DA to report Pemmy Majodina to parliament’s ethics committee for son’s ‘dodgy’ PPE deal
DA chief whip Natasha Mazzone says her party will report her ANC counterpart Pemmy Majodina to parliament’s ethics committee to account for her son’s apparent dodgy deal to supply ANC constituency offices with personal protective equipment (PPE) in January.
Majodina’s son, Mkhonto weSizwe Majodina, secured a procurement deal to supply the ANC with thermometers worth R52,500 from the parliamentary caucus she manages.
“There appears to be a clear conflict of interest for which Majodina and her son must be probed and held fully to account,” said Mazzone.
On Sunday Majodina indicated her willingness to subject herself to a “parliamentary ethics probe”. She also wrote to the ANC integrity commission to express her wish and willingness to voluntarily appear before the commission.
Mazzone said the DA wants the parliamentary committee to investigate Majodina’s alleged role in the PPE deal as a matter of urgency.
“South Africans need parliamentarians who are beyond reproach, especially those tasked with senior positions in parliament where they are meant to hold public office bearers to account and demonstrate their oversight mandates,” she said.

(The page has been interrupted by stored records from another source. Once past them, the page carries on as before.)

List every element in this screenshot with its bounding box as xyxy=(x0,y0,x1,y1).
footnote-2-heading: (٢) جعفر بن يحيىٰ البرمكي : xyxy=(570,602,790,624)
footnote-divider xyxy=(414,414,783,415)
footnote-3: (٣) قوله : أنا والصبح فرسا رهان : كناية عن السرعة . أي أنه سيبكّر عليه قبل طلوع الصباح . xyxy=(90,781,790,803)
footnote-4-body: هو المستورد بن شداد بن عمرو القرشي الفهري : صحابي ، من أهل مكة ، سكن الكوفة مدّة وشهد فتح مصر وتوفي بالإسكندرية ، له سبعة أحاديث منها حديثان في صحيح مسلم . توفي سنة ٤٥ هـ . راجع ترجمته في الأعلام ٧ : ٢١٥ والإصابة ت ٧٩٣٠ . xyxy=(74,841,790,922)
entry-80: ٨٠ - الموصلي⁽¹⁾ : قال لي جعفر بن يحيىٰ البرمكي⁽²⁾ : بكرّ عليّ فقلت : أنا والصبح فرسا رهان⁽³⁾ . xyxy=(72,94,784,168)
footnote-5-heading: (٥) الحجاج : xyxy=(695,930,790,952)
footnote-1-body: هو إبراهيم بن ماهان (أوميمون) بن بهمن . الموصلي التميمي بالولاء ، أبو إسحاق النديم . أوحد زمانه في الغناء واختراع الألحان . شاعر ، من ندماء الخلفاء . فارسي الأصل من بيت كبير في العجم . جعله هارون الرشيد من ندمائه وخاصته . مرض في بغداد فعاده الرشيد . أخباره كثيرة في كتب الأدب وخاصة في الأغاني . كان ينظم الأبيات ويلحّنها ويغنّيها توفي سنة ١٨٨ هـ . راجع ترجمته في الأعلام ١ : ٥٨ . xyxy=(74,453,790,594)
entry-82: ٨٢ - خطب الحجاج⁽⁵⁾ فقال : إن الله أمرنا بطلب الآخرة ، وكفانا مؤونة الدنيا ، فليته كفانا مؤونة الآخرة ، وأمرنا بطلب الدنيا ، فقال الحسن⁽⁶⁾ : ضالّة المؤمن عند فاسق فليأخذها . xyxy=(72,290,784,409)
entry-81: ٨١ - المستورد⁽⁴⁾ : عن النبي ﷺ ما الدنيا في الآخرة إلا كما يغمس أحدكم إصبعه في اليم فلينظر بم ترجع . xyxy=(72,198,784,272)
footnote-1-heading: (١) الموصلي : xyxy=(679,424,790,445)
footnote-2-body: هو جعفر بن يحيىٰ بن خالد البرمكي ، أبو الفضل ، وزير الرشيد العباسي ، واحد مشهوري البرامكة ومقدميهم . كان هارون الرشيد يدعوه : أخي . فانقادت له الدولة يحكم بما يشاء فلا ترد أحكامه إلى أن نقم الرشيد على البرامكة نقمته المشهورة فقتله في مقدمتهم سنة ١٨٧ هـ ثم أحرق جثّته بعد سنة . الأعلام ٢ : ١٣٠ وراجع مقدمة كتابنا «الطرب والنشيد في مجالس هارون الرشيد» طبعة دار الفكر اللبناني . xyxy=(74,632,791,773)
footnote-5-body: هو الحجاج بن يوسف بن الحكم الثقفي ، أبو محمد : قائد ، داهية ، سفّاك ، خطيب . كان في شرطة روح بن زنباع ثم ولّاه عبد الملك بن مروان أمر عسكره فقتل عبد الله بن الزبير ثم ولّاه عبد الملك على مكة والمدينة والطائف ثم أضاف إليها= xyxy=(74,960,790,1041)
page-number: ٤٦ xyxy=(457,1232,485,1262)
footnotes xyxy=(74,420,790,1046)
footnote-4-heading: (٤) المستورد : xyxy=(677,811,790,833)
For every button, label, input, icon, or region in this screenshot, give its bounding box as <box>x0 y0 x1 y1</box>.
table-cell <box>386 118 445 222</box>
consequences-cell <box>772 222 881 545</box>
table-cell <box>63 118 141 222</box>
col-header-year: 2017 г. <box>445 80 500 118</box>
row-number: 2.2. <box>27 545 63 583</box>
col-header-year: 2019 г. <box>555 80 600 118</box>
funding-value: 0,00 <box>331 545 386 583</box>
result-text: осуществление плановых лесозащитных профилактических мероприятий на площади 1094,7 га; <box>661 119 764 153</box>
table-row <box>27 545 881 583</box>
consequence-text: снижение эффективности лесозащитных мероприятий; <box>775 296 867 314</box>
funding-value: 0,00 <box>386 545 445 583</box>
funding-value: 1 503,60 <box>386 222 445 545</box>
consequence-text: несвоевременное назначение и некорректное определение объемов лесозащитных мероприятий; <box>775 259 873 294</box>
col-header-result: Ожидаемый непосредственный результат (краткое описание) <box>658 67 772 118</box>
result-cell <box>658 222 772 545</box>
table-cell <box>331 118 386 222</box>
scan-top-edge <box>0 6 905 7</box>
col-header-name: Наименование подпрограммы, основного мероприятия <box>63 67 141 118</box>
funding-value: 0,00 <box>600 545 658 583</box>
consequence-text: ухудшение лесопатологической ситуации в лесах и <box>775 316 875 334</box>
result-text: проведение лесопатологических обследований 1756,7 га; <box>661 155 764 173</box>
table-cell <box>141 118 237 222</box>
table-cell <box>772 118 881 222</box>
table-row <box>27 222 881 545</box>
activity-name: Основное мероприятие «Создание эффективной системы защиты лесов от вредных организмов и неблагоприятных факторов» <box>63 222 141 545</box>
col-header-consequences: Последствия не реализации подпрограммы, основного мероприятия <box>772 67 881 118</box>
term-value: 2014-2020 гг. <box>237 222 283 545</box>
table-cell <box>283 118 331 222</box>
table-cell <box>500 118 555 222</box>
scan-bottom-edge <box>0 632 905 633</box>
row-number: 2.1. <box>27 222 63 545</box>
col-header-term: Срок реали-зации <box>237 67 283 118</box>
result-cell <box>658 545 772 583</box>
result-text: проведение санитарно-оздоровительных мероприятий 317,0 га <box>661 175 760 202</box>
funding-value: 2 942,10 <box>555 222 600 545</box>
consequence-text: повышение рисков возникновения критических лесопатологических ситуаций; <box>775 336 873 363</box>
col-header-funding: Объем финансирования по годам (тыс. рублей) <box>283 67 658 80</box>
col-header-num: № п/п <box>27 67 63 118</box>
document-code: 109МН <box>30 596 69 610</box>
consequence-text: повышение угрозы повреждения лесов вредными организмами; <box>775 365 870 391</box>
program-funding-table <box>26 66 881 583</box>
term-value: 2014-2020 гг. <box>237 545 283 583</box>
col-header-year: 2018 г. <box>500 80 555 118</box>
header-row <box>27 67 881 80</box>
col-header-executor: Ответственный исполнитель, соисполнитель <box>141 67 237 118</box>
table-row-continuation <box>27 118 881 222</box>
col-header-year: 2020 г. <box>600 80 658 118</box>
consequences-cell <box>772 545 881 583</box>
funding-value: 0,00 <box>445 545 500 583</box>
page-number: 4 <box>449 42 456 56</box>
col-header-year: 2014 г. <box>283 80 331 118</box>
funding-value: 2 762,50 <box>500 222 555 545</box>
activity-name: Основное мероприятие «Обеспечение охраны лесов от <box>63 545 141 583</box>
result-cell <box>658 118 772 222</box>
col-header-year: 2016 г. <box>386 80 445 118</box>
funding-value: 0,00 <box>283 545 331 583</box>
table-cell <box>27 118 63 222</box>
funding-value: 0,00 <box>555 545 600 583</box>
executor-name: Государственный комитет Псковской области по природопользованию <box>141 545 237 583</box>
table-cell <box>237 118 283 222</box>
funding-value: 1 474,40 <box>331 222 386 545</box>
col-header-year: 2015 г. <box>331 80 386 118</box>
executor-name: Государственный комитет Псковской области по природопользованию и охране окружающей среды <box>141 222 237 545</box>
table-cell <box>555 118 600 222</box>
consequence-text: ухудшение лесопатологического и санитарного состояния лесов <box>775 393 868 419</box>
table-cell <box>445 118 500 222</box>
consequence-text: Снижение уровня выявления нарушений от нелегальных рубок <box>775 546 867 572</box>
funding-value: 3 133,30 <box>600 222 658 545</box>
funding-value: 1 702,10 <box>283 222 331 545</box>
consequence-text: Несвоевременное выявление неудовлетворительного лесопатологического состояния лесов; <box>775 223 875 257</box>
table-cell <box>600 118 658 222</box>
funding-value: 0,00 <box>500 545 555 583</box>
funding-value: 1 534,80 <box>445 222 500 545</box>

This is the only way corruption would ever be rooted out, said Mazzone.
She said should any impropriety be found regarding Majodina or her son’s involvement in the deal she will have to be disciplined.
Mazzone said the allegations not only cast a shadow of the party’s “already tainted image”, but also cast aspersions over Majodina’s integrity as a chief whip in parliament.
“Parliament cannot continue to handle senior parliamentarians with kid gloves when their malfeasance comes to light. Decisive action must be taken to destroy the rot of corruption at its core,” said Mazzone.
The Sunday Times reported that a company in which Majodina’s son is a sole director supplied 150 thermometers valued at R350 each to be used in the party’s constituency offices across SA.
Majodina is the political head of the ANC parliamentary caucus.
Initially, she defended the transaction, saying the caucus did not have to go to open tender as the amount was less than R100,000. This is in terms of the ANC parliamentary caucus’s financial policy, she said. However, this was disputed by two insiders.
On Sunday, through her spokesperson, she said she was aware the transaction may be reasonably perceived as a form of abuse of office and nepotism due to the proximity of her son.